Lavoro e occupazione in Italia nel 2020, focus sugli effetti della pandemia
Insieme al XX Rapporto annuale Inps, la Relazione traccia un bilancio di ciò che l’Istituto ha fatto nel 2020 e analizza non solo gli effetti di questo anno attraversato dalla pandemia sulla flessione della produzione e dell’occupazione ma anche l’attivazione delle risposte da parte del Legislatore, implementate dall’Inps, che hanno attutito l’impatto della crisi.
L’intenso impegno delle strutture per erogare correttamente i sostegni a milioni di nuovi utenti, oltre a quelli “ordinariamente” serviti, ha generato un profilo nuovo per l’Istituto avviando una concreta strategia di innovazione basata su nuovi paradigmi tecnologici e organizzativi.

Gli interventi dell’Inps ai tempi del Covid
Il ruolo dell’Inps durante la fase emergenziale è stato fondamentale per l’attuazione dei provvedimenti emanati dal Legislatore per attenuare gli effetti economici e sociali della pandemia. Gli interventi messi in atto dall’Istituto nel periodo dell’emergenza Covid hanno raggiunto oltre 15 milioni di beneficiari e circa 20 milioni di individui, per una spesa complessiva di 44,5 miliardi di euro.
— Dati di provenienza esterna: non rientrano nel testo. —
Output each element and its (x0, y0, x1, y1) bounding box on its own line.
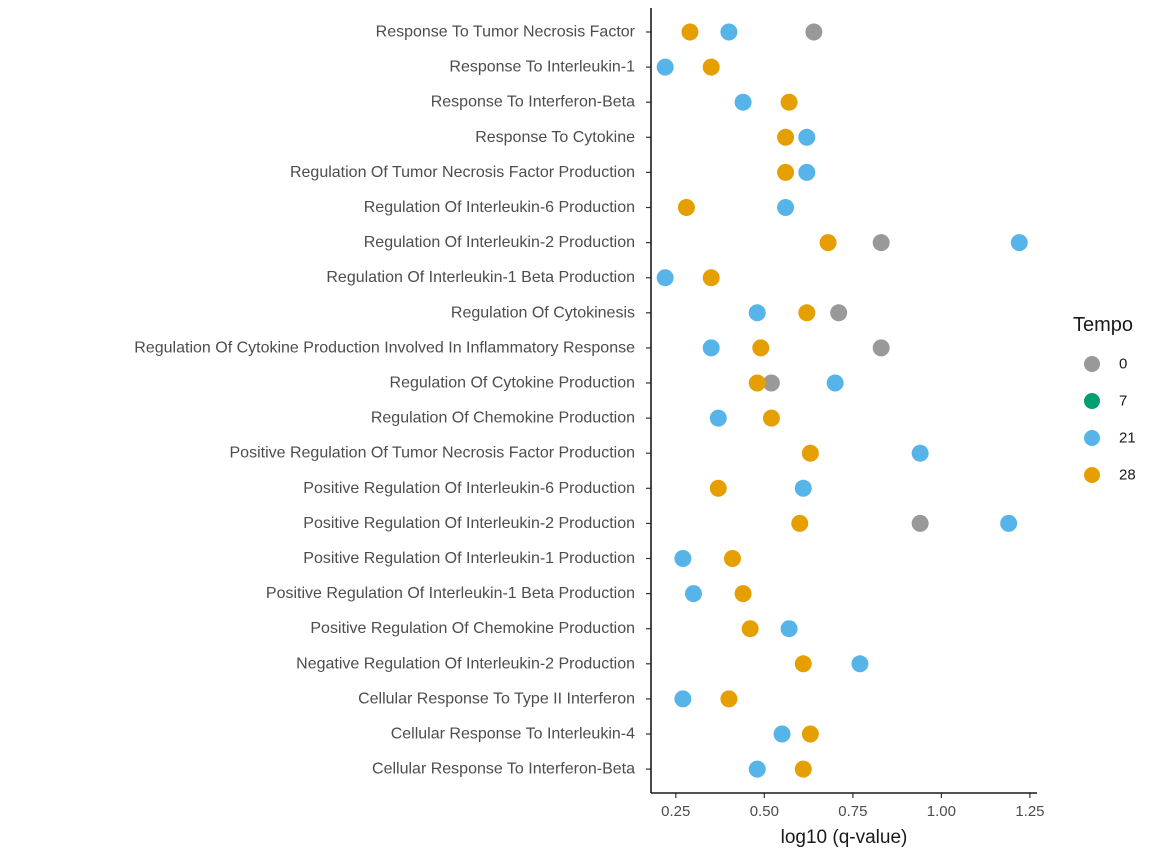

In particolare, ad oggi, tramite l’Istituto, hanno ricevuto misure per emergenza Covid:

  • 4 milioni e 300mila lavoratori autonomi, professionisti, stagionali, agricoli, lavoratori del turismo e dello spettacolo;
  • 6 milioni e 700mila lavoratori dipendenti beneficiari delle integrazioni salariali, che hanno ricevuto in totale oltre 32 mln pagamenti di indennità, per una spesa complessiva pari a 23,8 miliardi (18,7 miliardi nel 2020);
  • 210mila disoccupati che hanno fruito del prolungamento del trattamento di disoccupazione (NASpI);
  • 515mila nuclei familiari ai quali è stata assicurata l’estensione dei congedi dal lavoro per favorire la conciliazione dell’attività lavorativa con le esigenze familiari e di cura;
  • 850mila nuclei familiari che hanno fruito del bonus baby-sitting;
  • 722mila famiglie con gravi difficoltà economiche alle quali è stato erogato il Reddito emergenziale (REm);
  • 216mila bonus per lavoratori domestici;
  • 1 milione e 800mila nuclei familiari (circa 3,7 milioni di individui) che hanno beneficiato del Reddito di cittadinanza o della Pensione di cittadinanza, che, nel corso della pandemia, ha costituito un potente strumento di sostegno del reddito nei confronti delle fasce più bisognose della popolazione e, al contempo, ha contribuito a ridurre il rischio di tensioni sociali.